28. Oktober – Schwanenpantomime

Schwanenpantomime. Schwäne machen es sich hier an der Ostsee gerne in Strandnähe gemütlich. Im flachen Wasser treiben sie dahin und gründeln. Mit einem entschlossenen Zurückwerfen ihres Kopfes lassen sie ihre Ernte den Schlund hinabrollen.

Von April bis September ist dieser Teil des Strandes für Spaziergänger gesperrt und allein den brütenden Vögeln vorbehalten.
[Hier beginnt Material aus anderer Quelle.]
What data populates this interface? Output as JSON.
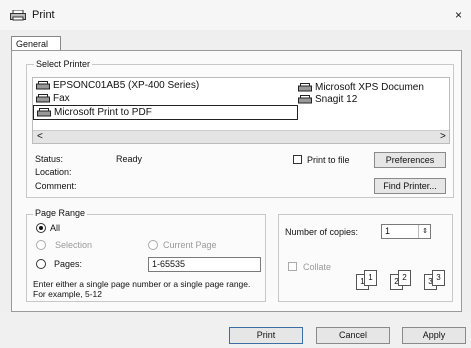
{
  "window": {
    "title": "Print",
    "close_glyph": "×"
  },
  "tabs": [
    {
      "label": "General"
    }
  ],
  "select_printer": {
    "label": "Select Printer",
    "printers": [
      {
        "name": "EPSONC01AB5 (XP-400 Series)",
        "icon": "printer-icon"
      },
      {
        "name": "Fax",
        "icon": "printer-icon"
      },
      {
        "name": "Microsoft Print to PDF",
        "icon": "printer-icon",
        "selected": true
      },
      {
        "name": "Microsoft XPS Documen",
        "icon": "printer-icon"
      },
      {
        "name": "Snagit 12",
        "icon": "printer-icon"
      }
    ],
    "scroll_left": "<",
    "scroll_right": ">",
    "status_label": "Status:",
    "status_value": "Ready",
    "location_label": "Location:",
    "comment_label": "Comment:",
    "print_to_file_label": "Print to file",
    "preferences_label": "Preferences",
    "find_printer_label": "Find Printer..."
  },
  "page_range": {
    "label": "Page Range",
    "all_label": "All",
    "selection_label": "Selection",
    "current_page_label": "Current Page",
    "pages_label": "Pages:",
    "pages_value": "1-65535",
    "hint": "Enter either a single page number or a single page range.  For example, 5-12",
    "selected_option": "All"
  },
  "copies": {
    "number_label": "Number of copies:",
    "number_value": "1",
    "collate_label": "Collate",
    "collate_checked": false,
    "collate_icons": [
      "1",
      "1",
      "2",
      "2",
      "3",
      "3"
    ]
  },
  "buttons": {
    "print": "Print",
    "cancel": "Cancel",
    "apply": "Apply"
  }
}
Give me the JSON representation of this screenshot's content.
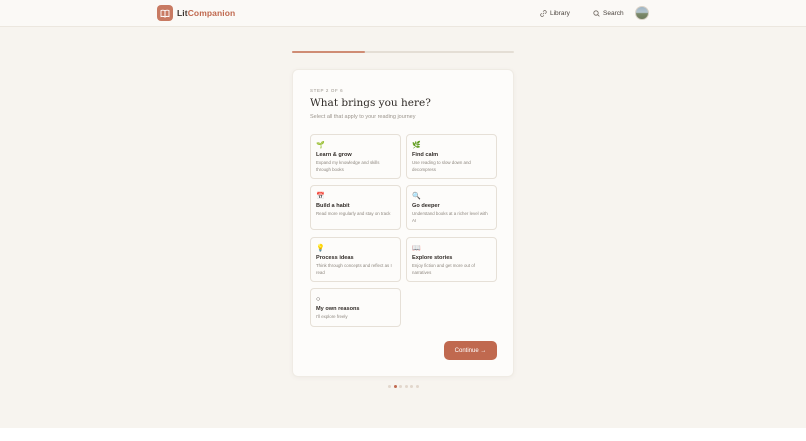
{
  "app": {
    "brand_part1": "Lit",
    "brand_part2": "Companion",
    "brand_color": "#c0694f"
  },
  "header": {
    "library_label": "Library",
    "search_label": "Search"
  },
  "progress": {
    "value": 0.33
  },
  "onboarding": {
    "step_label": "STEP 2 OF 6",
    "title": "What brings you here?",
    "subtitle": "Select all that apply to your reading journey",
    "options": [
      {
        "icon_name": "seedling-icon",
        "icon": "🌱",
        "title": "Learn & grow",
        "description": "Expand my knowledge and skills through books"
      },
      {
        "icon_name": "leaf-icon",
        "icon": "🌿",
        "title": "Find calm",
        "description": "Use reading to slow down and decompress"
      },
      {
        "icon_name": "calendar-icon",
        "icon": "📅",
        "title": "Build a habit",
        "description": "Read more regularly and stay on track"
      },
      {
        "icon_name": "magnifier-icon",
        "icon": "🔍",
        "title": "Go deeper",
        "description": "Understand books at a richer level with AI"
      },
      {
        "icon_name": "lightbulb-icon",
        "icon": "💡",
        "title": "Process ideas",
        "description": "Think through concepts and reflect as I read"
      },
      {
        "icon_name": "open-book-icon",
        "icon": "📖",
        "title": "Explore stories",
        "description": "Enjoy fiction and get more out of narratives"
      },
      {
        "icon_name": "circle-icon",
        "icon": "○",
        "title": "My own reasons",
        "description": "I'll explore freely"
      }
    ],
    "continue_label": "Continue →"
  },
  "pagination": {
    "total": 6,
    "current": 2
  }
}
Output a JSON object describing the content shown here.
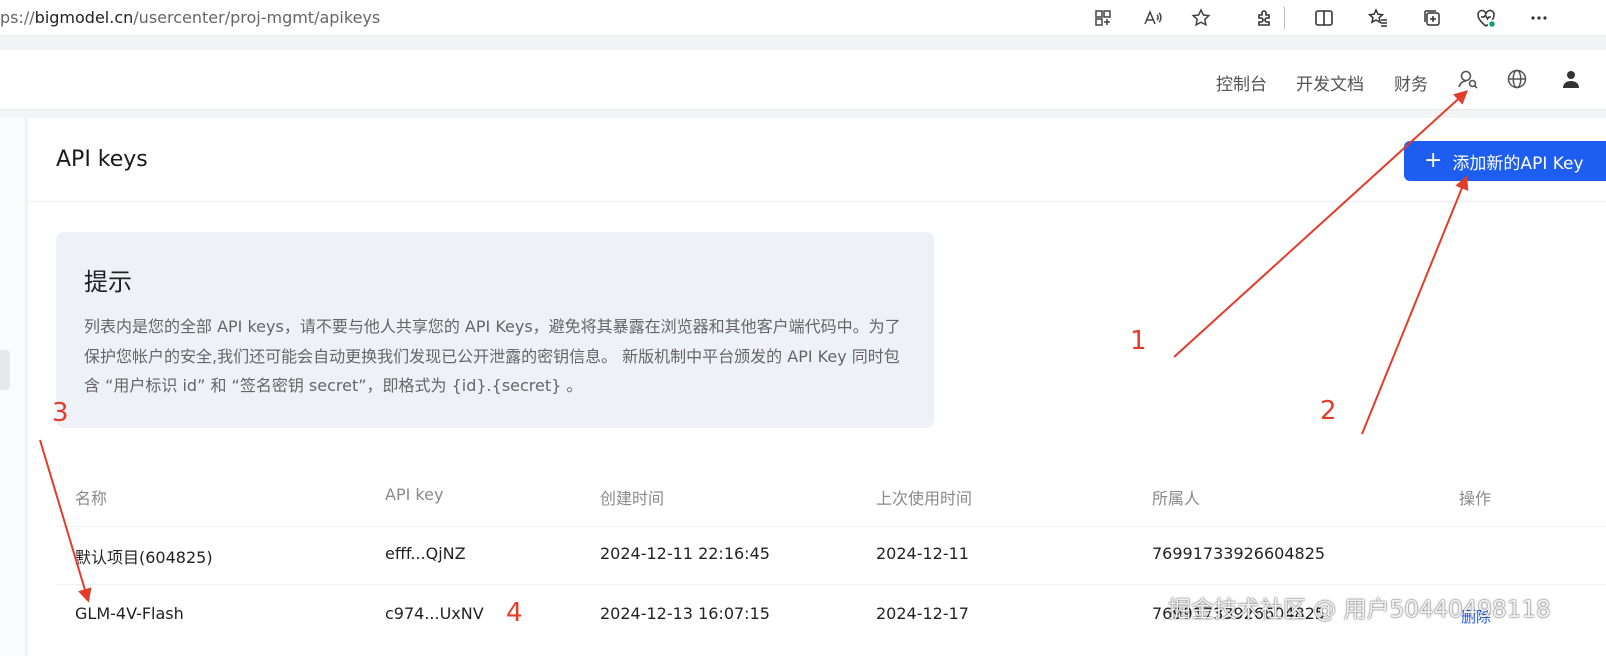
{
  "browser": {
    "url_prefix": "ps://",
    "url_host": "bigmodel.cn",
    "url_path": "/usercenter/proj-mgmt/apikeys",
    "icons": [
      "app-grid-icon",
      "read-aloud-icon",
      "favorite-star-icon",
      "extensions-icon",
      "split-screen-icon",
      "favorites-icon",
      "collections-icon",
      "browser-essentials-icon",
      "more-icon"
    ]
  },
  "header": {
    "nav": [
      "控制台",
      "开发文档",
      "财务"
    ],
    "icons": [
      "search-user-icon",
      "globe-icon",
      "user-icon"
    ]
  },
  "page": {
    "title": "API keys",
    "add_button": "添加新的API Key"
  },
  "tip": {
    "title": "提示",
    "body": "列表内是您的全部 API keys，请不要与他人共享您的 API Keys，避免将其暴露在浏览器和其他客户端代码中。为了保护您帐户的安全,我们还可能会自动更换我们发现已公开泄露的密钥信息。 新版机制中平台颁发的 API Key 同时包含 “用户标识 id” 和 “签名密钥 secret”，即格式为 {id}.{secret} 。"
  },
  "table": {
    "columns": [
      "名称",
      "API key",
      "创建时间",
      "上次使用时间",
      "所属人",
      "操作"
    ],
    "rows": [
      {
        "name": "默认项目(604825)",
        "key": "efff...QjNZ",
        "created": "2024-12-11 22:16:45",
        "last_used": "2024-12-11",
        "owner": "76991733926604825",
        "action": ""
      },
      {
        "name": "GLM-4V-Flash",
        "key": "c974...UxNV",
        "created": "2024-12-13 16:07:15",
        "last_used": "2024-12-17",
        "owner": "76991733926604825",
        "action": "删除"
      }
    ]
  },
  "annotations": {
    "n1": "1",
    "n2": "2",
    "n3": "3",
    "n4": "4",
    "color": "#e23d2a"
  },
  "watermark": "掘金技术社区 @ 用户50440498118",
  "colors": {
    "accent": "#1d5ef0",
    "tip_bg": "#eef1f7"
  }
}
Nun im Oktober scheinen die Brutgeschäfte erledigt und wir Touristen dürfen auch hier im hellen Sand am Rand des Meeres balancieren.

Das Rauschen der See scheint mich von den übrigen Spaziergängern zu entfernen und ganz der Beobachtung der Natur zu öffnen. Ein junger Schwan, dick und mächtig aber immer noch in graues Gefieder gekleidet, schwimmt nahe am Ufer. Nicht weit von ihm entfernt ein etwa gleichgroßer, weißer Schwan. Immer wieder ins salzige Wasser abtauchend. Als ich mich dem grauen Schwan langsam aber unaufhaltsam nähere, denke ich nach über die Geschichte vom hässlichen Entlein. Ich frage mich, ob dieser minderjährige Schwan nicht recht spät dran sei, ob Schwäne nicht auch in den Süden ziehen.

Dabei beobachtete ich den Grauen, der ein wenig gelangweilt im Wasser entlang dümpelt, als plötzlich der weiße Schwan durch das Heben seines orangefarbenen Beines aus dem Wasser meine Aufmerksamkeit auf sich zieht. Er streckt es nach hinten aus, als mache er Stretching. Dann wendet er sich ganz mir zu und entfaltet für einen kurzen Augenblick seine Schwingen, breitet sie aus und streckt mir fast spielerisch in Zeitlupe den Hals entgegen. Eine Drohung nur und ich verstehe sofort.

„Wag es nicht meinem Kinde zu nahe zu kommen, sonst bekommst du es mit mir zu tun.“ Respektvoll entferne ich mich mit zügigen Schritten. Ohne es zu beabsichtigen, habe ich eine Grenze überschritten und bin mit einer wohlwollenden Ermahnung davongekommen.